Myers wasn’t sure what she was going to do with her degree, though.

“I just knew that I wanted to teach the Bible, and I knew that that was weighty, and I knew that I needed some theological training to help me to be able to do something to step into that responsibility with the appropriate amount of weight,” she said.

The answer came through an online group chat with three friends in 2012.

Myers had met Somer Phoebus while working for Somer’s dad, James Caldwell, in Admissions at Southwestern Seminary. The two quickly became friends and eventually began working together in the online health and fitness field.

Myers, Phoebus, and two other close friends in the business created an “accountability group” to help ensure that career and ambition wouldn’t take over their lives. They started meeting weekly at 5 a.m. on a Google Hangout, and eventually decided that more women needed to be invited into the conversation.

Myers began posting parts of the group’s talks on social media and found that “women were very hungry for that conversation.” She and Phoebus co-founded she works HIS way (SWHW), a discipleship and equipping community for Christian women in the workforce. Topics of discussion range from coping with work situations to parenting issues to a host of other concerns. Scripture and faith are part of every conversation.

The ministry has taken different shapes over the years, going from an online membership to a podcast, a Patreon community, books, an annual conference, and more.

“The content stays the same, but the mode in which it is most helpful to the women at that time tends to change and move with those needs as the women tell us what they need and we try to pivot and change with them,” Myers said.

Both women have other jobs—Myers works as discipleship coordinator at Biltmore Church in western North Carolina, where her husband serves as executive pastor of campuses and CFO. Phoebus works as communications director and women’s discipleship consultant at BCMD (Baptist Convention of Maryland and Delaware) and also works at her church.

Myers said she and Phoebus are regularly asked when they’re going to stop doing one of their jobs, as if they can’t do it all. She said they both would agree that “hardly anything that we do career-wise looks like it makes sense on paper. So the only way that we can explain it is that the Bible is true and that in Him, all things really do hold together.”

Myers said one of the things she talks about on SWHW and to women at her church is that “life balance is a sham.
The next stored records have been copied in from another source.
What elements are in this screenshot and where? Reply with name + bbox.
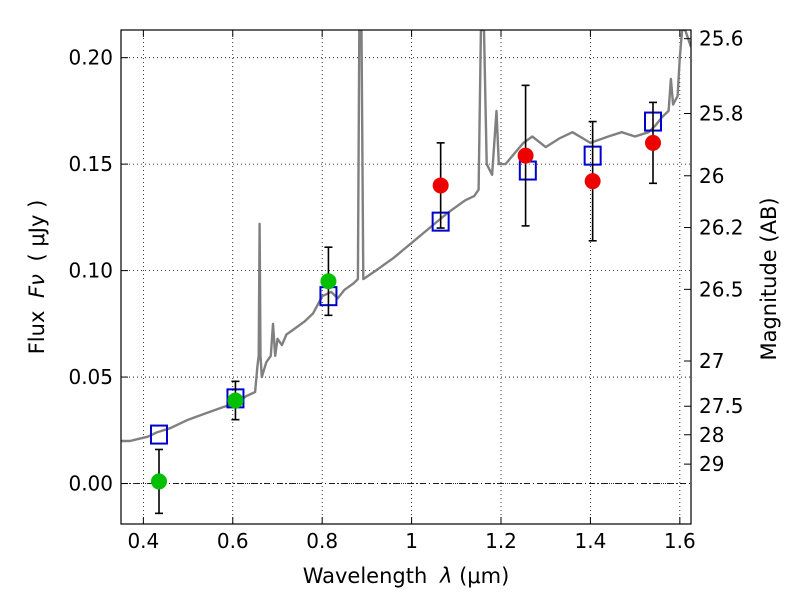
- model-photometry-point: [150, 424, 168, 445]
- x-tick-label: 1.2: [485, 529, 517, 553]
- infrared-flux-point: [517, 147, 534, 164]
- infrared-flux-point: [584, 173, 601, 190]
- x-tick-label: 1.4: [575, 529, 607, 553]
- y-tick-label: 0.00: [68, 472, 113, 496]
- infrared-flux-point: [645, 134, 661, 151]
- x-tick-label: 0.6: [217, 529, 249, 553]
- x-tick-label: 1: [405, 529, 418, 553]
- infrared-flux-point: [432, 177, 449, 194]
- y-tick-label: 0.20: [68, 46, 113, 70]
- axis-ticks: 0.4 0.6 0.8 1 1.2 1.4 1.6 0.00 0.05 0.10 0.15 0.20 2…: [68, 27, 743, 553]
- plot-background: [121, 30, 691, 524]
- magnitude-tick-label: 27: [699, 349, 724, 373]
- optical-flux-point: [227, 392, 244, 409]
- x-tick-label: 0.8: [306, 529, 338, 553]
- x-axis-label: Wavelength λ (μm): [303, 564, 510, 588]
- magnitude-tick-label: 25.6: [699, 27, 744, 51]
- y-tick-label: 0.05: [68, 365, 113, 389]
- plot-frame: [120, 29, 692, 525]
- y-tick-label: 0.10: [68, 259, 113, 283]
- data-points: [150, 84, 662, 515]
- x-tick-label: 1.6: [664, 529, 696, 553]
- optical-flux-point: [320, 273, 337, 290]
- y-axis-label: Flux Fν ( μJy ): [25, 200, 49, 355]
- spectrum-line: [121, 30, 691, 443]
- magnitude-axis-label: Magnitude (AB): [757, 197, 781, 360]
- magnitude-tick-label: 25.8: [699, 102, 744, 126]
- magnitude-tick-label: 26.2: [699, 216, 744, 240]
- magnitude-tick-label: 26.5: [699, 277, 744, 301]
- model-spectrum: [121, 30, 691, 443]
- optical-flux-point: [151, 473, 167, 490]
- magnitude-tick-label: 26: [699, 164, 724, 188]
- magnitude-tick-label: 29: [699, 452, 724, 476]
- magnitude-tick-label: 28: [699, 423, 724, 447]
- y-tick-label: 0.15: [68, 152, 113, 176]
- grid-lines: [121, 30, 691, 524]
- x-tick-label: 0.4: [127, 529, 159, 553]
- magnitude-tick-label: 27.5: [699, 394, 744, 418]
I think that is one of the biggest lies that culture tries to feed women, and Christian women in particular try to live this dual ‘I want to be everything God asked me to be, everything God calls me to be, but I also want to try to be everything that the world expects me to be,’ and that is like a quick race to exhaustion.”

She said Matthew 6:33 is an anthem both for SWHW and herself, “recognizing that instead of trying to pursue God and all the things, if we will just keep God number one, He really will order everything else.”

Myers said Southwestern played a key role in her being rooted in God’s Word.

“I feel like I developed a really deep love for Scripture [at the seminary],” she said. “I’m very, very grateful for the biblical foundation that I was given from every professor in every class to really understand God’s Word for what it is, and that has continued to be an anchor point for not just my ministry points, but for my own spiritual walk with the Lord, for my own spiritual nourishment, for my parenting, for my friendships. That’s where I go when I need wisdom.”